CLIMATE CHANGE MADE IT onto the agenda for Thursday night's debate, with the candidates sparring over the oil industry, fracking and the Green New Deal.

After calling global warming an "existential threat to humanity," Vice President Joe Biden reiterated, among other plans, his initiative to invest in electric-vehicle charging stations along U.S. highways.

"We're going to invest in 50,000 charging stations on our highways so that we can own the electric car market of the future," Biden said.

During September's debate, however, both candidates showed enthusiasm about the future of electric vehicles, with President Donald Trump mentioning being "all for electric cars with big incentives," while responding to criticism of his emissions regulation rollbacks.
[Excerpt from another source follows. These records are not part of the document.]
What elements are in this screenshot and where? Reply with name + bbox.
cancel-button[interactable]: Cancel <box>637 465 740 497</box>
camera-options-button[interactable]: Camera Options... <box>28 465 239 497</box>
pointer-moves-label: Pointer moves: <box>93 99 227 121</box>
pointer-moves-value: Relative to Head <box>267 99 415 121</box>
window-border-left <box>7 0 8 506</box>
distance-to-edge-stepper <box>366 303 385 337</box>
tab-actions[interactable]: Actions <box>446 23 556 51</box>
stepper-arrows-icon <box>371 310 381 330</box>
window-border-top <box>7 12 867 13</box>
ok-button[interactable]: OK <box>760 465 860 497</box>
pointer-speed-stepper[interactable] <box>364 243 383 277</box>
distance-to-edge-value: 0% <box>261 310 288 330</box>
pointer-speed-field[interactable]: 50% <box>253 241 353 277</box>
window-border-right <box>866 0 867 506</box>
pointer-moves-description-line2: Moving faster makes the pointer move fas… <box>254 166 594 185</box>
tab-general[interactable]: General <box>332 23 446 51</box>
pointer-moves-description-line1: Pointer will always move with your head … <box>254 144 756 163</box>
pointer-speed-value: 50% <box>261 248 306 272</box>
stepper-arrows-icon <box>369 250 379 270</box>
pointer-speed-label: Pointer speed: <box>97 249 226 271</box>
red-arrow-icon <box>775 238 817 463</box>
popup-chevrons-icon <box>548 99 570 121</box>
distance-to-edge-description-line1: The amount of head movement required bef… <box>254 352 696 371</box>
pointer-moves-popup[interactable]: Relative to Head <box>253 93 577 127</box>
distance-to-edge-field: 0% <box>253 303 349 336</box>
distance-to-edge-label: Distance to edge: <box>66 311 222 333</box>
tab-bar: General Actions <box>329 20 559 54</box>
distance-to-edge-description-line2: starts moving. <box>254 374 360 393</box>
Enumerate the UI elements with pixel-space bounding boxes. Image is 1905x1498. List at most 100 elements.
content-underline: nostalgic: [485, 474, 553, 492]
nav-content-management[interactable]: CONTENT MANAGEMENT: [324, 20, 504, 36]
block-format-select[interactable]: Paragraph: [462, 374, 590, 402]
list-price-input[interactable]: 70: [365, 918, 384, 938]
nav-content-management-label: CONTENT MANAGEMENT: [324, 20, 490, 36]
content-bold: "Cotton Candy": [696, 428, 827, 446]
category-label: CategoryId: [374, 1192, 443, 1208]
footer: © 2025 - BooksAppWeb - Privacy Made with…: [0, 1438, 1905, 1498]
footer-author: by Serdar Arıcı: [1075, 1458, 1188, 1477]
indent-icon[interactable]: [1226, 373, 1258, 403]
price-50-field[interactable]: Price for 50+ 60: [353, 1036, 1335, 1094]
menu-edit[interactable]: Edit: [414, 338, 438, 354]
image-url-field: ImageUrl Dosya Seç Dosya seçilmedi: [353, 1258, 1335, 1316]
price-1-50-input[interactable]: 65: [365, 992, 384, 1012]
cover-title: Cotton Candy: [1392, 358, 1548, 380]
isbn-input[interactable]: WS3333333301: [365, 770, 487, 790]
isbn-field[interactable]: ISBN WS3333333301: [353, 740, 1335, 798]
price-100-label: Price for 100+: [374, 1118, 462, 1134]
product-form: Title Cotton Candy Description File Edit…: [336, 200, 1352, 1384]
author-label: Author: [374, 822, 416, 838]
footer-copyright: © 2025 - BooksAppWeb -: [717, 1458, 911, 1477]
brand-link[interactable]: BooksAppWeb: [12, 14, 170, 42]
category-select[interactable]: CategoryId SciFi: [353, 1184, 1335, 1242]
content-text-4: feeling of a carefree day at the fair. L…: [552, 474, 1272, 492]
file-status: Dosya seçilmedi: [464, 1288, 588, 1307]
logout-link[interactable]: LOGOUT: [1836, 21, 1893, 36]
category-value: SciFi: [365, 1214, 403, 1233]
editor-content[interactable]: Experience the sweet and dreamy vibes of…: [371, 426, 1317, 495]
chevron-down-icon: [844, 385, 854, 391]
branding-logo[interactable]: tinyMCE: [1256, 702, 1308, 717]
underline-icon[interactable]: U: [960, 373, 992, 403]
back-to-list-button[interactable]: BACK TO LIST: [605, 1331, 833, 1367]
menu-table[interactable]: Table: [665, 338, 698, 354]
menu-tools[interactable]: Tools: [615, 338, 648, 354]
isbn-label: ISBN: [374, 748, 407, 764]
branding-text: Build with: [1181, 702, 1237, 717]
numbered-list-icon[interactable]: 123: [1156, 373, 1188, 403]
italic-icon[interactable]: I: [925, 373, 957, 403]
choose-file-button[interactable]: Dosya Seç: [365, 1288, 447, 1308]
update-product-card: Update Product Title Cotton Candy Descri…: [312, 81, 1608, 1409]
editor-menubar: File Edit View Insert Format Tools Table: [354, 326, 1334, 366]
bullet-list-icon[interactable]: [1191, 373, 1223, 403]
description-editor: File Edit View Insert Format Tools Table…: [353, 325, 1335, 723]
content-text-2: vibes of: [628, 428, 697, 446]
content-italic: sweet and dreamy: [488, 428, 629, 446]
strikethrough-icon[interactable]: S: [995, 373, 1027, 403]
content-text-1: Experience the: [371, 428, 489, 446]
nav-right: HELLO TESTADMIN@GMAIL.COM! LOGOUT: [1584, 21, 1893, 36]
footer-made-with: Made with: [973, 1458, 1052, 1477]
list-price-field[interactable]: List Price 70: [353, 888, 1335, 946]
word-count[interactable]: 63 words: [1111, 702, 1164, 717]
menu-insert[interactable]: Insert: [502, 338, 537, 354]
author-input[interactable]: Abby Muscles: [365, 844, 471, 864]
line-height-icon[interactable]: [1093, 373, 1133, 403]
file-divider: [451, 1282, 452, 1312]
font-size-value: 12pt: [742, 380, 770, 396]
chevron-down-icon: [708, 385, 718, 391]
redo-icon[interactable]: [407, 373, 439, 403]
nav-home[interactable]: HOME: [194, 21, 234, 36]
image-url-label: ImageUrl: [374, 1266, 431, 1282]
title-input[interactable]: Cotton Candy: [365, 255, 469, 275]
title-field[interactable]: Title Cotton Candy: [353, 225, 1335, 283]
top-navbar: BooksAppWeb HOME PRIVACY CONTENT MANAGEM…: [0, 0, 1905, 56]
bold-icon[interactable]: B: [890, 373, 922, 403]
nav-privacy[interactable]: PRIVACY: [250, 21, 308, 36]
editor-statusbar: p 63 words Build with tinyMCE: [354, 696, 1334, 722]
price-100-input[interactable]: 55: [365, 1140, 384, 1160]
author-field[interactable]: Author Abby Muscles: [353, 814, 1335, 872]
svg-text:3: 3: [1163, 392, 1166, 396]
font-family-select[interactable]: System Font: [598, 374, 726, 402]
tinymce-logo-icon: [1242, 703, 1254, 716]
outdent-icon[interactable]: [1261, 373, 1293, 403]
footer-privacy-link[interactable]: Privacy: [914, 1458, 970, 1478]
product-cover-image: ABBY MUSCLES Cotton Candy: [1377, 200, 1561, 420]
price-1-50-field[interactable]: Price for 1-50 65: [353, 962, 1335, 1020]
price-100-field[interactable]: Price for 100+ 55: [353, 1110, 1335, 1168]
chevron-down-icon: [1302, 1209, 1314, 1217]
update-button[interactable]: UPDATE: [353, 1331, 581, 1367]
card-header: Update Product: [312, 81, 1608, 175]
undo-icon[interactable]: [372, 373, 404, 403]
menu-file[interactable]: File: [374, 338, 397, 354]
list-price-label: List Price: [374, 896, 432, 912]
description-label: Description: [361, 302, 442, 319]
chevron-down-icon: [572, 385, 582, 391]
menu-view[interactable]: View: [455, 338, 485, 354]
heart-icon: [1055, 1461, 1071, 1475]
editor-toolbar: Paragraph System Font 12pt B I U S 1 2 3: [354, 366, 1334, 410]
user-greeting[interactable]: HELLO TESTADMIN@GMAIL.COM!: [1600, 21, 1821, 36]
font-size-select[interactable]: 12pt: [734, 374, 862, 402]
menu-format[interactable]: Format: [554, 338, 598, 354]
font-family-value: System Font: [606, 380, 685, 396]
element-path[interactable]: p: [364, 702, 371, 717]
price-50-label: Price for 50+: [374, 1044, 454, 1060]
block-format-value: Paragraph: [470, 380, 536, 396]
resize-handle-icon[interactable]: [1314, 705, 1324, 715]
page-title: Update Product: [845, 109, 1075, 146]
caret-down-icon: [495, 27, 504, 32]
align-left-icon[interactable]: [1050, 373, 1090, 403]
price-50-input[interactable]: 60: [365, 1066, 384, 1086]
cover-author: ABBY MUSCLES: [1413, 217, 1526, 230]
But the gradual shift toward electric vehicles has facilitated an increase in the national average fuel efficiency, which, in 1984 was 20 miles per gallon on average, and in 2019 was 26 miles per gallon – seeing the greatest shift since electric vehicles became prevalent in the past decade.

In 2019, around 727,000 electric vehicles were purchased, of the 17 million total light-duty vehicles sold that year, according to Bureau of Transportation Statistics data compiled by USAFacts. Three categories make up electric-drive vehicles: hybrid electric, plug-in hybrid electric and all-electric.

California saw nearly half of all-electric vehicle registrations, vehicles which run solely on electricity, in 2018, with 256,800, or 47% of the national total. Hawaii, Washington and Oregon saw the next highest registrations of all-electric vehicles per 100,000 people.